Definition Reallöhne: Was ist das genau?

Der Reallohn ist die Kenngröße für die Kaufkraft der Löhne und Gehälter. Der Reallohn berücksichtigt nicht nur die absolute Höhe der Einkommen (nominal), sondern setzt sie in Beziehung zum Preisniveau (real). In die Veränderung der Reallöhne gehen also sowohl die Lohn- und Gehaltserhöhungen als auch die Preissteigerungen ein. Liegen die Lohn- und Gehaltserhöhungen über der Inflationsrate, steigt der Reallohn. Ist die Inflationsrate höher, sinken die Reallöhne. Berücksichtigt wird zudem Einflüsse wie die Arbeitszeit. So verringert zum Beispiel Kurzarbeit die Einkommen und damit auch die Realeinkommen.

Bereits in der Corona-Krise waren die Reallöhne und -gehälter zwei Jahre in Folge zurückgegangen. 2020 hatte die verbreitete Kurzarbeit zu einer negativen Lohnentwicklung geführt. 2021 und 2022 war dann der schnelle Anstieg der Verbraucherpreise der wichtigste Grund für den Schwund der realen Einkommen.

Die Aussichten für das Wirtschaftswachstum in Deutschland haben sich in den jüngsten Wochen wieder deutlich verschlechtert.
Die Aussichten für das Wirtschaftswachstum in Deutschland haben sich in den jüngsten Wochen wieder deutlich verschlechtert.

Als Reaktion auf die sinkenden Reallöhne haben Gewerkschaften in diesem Jahr hohe Lohn- und Gehaltserhöhungen gefordert und zu großen Teilen durchgesetzt.

Ökonomen erwarten daher eine Trendwende bei den Reallöhnen im Laufe des Jahres. Die Einkommen steigen durch die Tarifabschlüsse deutlich. Die Inflation dürfte langsam nachlassen. Für das Gesamtjahr 2023 rechnet das Ifo-Institut zwar immer noch mit einem Rückgang der Reallöhne – dann im vierten Jahr in Folge. Ab Jahresmitte werden aber wieder steigende Reallöhne die Konjunktur stützen, erwartet Ifo-Konjunkturchef Timo Wollmershäuser.

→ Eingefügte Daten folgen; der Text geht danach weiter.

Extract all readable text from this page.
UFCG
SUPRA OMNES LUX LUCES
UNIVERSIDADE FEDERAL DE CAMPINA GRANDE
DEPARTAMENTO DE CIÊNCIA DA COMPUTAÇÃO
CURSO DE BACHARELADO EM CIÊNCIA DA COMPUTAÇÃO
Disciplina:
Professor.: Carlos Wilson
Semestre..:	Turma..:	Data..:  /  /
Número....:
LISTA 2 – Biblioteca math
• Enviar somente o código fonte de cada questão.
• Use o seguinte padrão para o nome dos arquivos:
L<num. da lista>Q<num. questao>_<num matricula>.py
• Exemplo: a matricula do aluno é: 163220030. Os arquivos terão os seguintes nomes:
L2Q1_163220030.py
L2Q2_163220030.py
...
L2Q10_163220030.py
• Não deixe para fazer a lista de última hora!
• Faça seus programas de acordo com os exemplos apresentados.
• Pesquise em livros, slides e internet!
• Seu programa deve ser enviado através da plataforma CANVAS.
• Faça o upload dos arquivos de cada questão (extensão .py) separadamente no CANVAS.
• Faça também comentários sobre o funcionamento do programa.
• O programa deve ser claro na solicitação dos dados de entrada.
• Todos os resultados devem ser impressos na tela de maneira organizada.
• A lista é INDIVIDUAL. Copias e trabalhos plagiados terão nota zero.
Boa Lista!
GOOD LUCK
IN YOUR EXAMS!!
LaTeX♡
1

Hohe Lohn- und Gehaltserhöhungen bergen allerdings die Gefahr, dass sie zu neuen Preissteigerungen führen und damit den Rückgang der Inflation bremsen oder begrenzen. Ökonomen sprechen dann von Zweitrundeneffekten. Davor warnt zum Beispiel die Bundesbank.

Die aktuelle Phase der Reallohnverluste ist die bisher längste in Deutschland. Das Tempo der Verluste nahm 2022 deutlich zu, schwächte sich erst zuletzt wieder leicht ab. Im ersten Quartal 2022 lagen die Reallöhne um 0,7 Prozent unter dem Vorjahr und im dritten Quartal bereits um 4,6 Prozent und im vierten Quartal 2022 schließlich noch um 3,7 Prozent. Nun sind es „nur noch“ 2,3 Prozent.

Betrachtet man die Beschäftigungsart, weisen geringfügig Beschäftigte mit 8,9 Prozent den stärksten Nominallohnanstieg auf. Dies ist vor allem auf die Erhöhung der Minijob-Verdienstgrenze von 450 Euro auf 520 Euro zurückzuführen. Die Nominallöhne von Beschäftigten in Vollzeit stiegen um 5,9 Prozent. Für Teilzeitkräfte und Auszubildende betrug ein Lohnanstieg im ersten Quartal im Jahresvergleich 4,7 Prozent.